Security forces killed more than 90 people across Myanmar on Saturday in one of the bloodiest days of protests since a military coup last month, news reports and witnesses said.
The lethal crackdown came on Armed Forces Day. Senior General Min Aung Hlaing, the junta leader, said during a parade in the capital Naypyitaw to mark the event that the military would protect the people and strive for democracy.
State television had said on Friday that protesters risked being shot “in the head and back”. Despite this, demonstrators against came out on the streets of Yangon, Mandalay and other towns.
“Today is a day of shame for the armed forces,” Dr Sasa, a spokesman for CRPH, an anti-junta group set up by deposed lawmakers, told an online forum.
The deaths on Saturday, one of the bloodiest days since the coup, would take the number of civilians reported killed to well over 400. Tens of thousands of people demonstrated in parts of Myanmar on Saturday.
A boy reported by local media to be as young as five was among at least 13 people killed in Myanmar’s second city of Mandalay. The Myanmar Now news portal said 91 people had been killed in total across the country by 2:30pm.

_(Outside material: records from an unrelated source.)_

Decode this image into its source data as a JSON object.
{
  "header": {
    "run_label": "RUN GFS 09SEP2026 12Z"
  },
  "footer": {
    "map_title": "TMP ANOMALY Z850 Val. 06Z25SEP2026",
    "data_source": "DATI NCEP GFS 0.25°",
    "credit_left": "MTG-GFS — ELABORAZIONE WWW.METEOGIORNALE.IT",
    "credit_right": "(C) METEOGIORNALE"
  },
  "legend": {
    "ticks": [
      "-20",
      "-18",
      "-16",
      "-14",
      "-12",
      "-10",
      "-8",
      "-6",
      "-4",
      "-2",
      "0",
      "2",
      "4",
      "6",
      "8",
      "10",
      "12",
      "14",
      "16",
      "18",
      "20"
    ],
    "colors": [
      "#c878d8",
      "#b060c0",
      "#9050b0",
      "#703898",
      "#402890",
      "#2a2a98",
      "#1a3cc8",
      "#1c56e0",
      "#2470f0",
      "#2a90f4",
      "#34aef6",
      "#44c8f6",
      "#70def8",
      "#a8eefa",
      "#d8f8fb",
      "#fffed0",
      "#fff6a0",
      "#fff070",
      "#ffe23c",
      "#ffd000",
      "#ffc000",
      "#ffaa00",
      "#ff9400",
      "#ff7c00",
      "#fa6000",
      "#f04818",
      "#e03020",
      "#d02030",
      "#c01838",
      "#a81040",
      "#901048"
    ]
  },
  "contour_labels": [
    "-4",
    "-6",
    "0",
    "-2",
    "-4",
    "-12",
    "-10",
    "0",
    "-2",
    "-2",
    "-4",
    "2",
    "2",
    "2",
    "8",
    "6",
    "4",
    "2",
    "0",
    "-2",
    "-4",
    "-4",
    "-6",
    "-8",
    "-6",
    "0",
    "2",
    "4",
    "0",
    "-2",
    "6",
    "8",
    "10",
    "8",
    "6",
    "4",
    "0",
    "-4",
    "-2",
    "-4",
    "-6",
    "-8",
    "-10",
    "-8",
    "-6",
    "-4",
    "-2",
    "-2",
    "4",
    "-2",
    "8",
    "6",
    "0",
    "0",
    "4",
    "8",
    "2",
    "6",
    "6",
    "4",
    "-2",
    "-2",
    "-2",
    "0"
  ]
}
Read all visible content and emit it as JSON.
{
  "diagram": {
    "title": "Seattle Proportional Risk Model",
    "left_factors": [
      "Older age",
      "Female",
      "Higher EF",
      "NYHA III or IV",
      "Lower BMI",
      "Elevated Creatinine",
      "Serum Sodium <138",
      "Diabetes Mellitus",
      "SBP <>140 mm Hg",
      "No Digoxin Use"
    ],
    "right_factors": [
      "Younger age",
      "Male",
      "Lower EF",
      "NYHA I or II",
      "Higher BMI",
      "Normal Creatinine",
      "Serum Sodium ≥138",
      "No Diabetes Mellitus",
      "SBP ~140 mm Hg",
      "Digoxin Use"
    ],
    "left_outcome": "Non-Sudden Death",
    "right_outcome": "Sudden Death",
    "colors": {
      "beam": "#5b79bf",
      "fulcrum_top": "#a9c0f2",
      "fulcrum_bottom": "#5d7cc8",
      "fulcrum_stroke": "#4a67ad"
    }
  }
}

Three people, including a man who plays in a local under-21 football team, were killed in a protest in the Insein district of Myanmar’s biggest city Yangon, a neighbour told Reuters.
“They are killing us like birds or chickens, even in our homes,” said Thu Ya Zaw in the central town of Myingyan, where at least two protesters were killed. “We will keep protesting regardless … We must fight until the junta falls.”
Deaths were reported from the central Sagaing region, Lashio in the east, in the Bago region, near Yangon, and elsewhere. A one-year-old baby was hit in the eye with a rubber bullet.
Meanwhile, one of Myanmar’s two dozen ethnic armed groups, the Karen National Union, said it had overrun an army post near the Thai border, killing 10 people — including a lieutenant colonel — and losing one of its own fighters.
Myanmar’s ethnic armed factions will not stand by and allow more killings, the leader of one of the main armed groups said on Saturday.
A military spokesman did not respond to calls seeking comment on the killings by security forces or the insurgent attack on its post.
After presiding over a military parade in the capital Naypyitaw to mark Armed Forces Day, Senior General Hlaing reiterated a promise to hold elections after overthrowing elected leader Aung San Suu Kyi, without giving any time-frame.
“The army seeks to join hands with the entire nation to safeguard democracy,” the general said in a live broadcast on state television, adding that authorities also sought to protect the people and restore peace across the country.“Violent acts that affect stability and security in order to make demands are inappropriate.”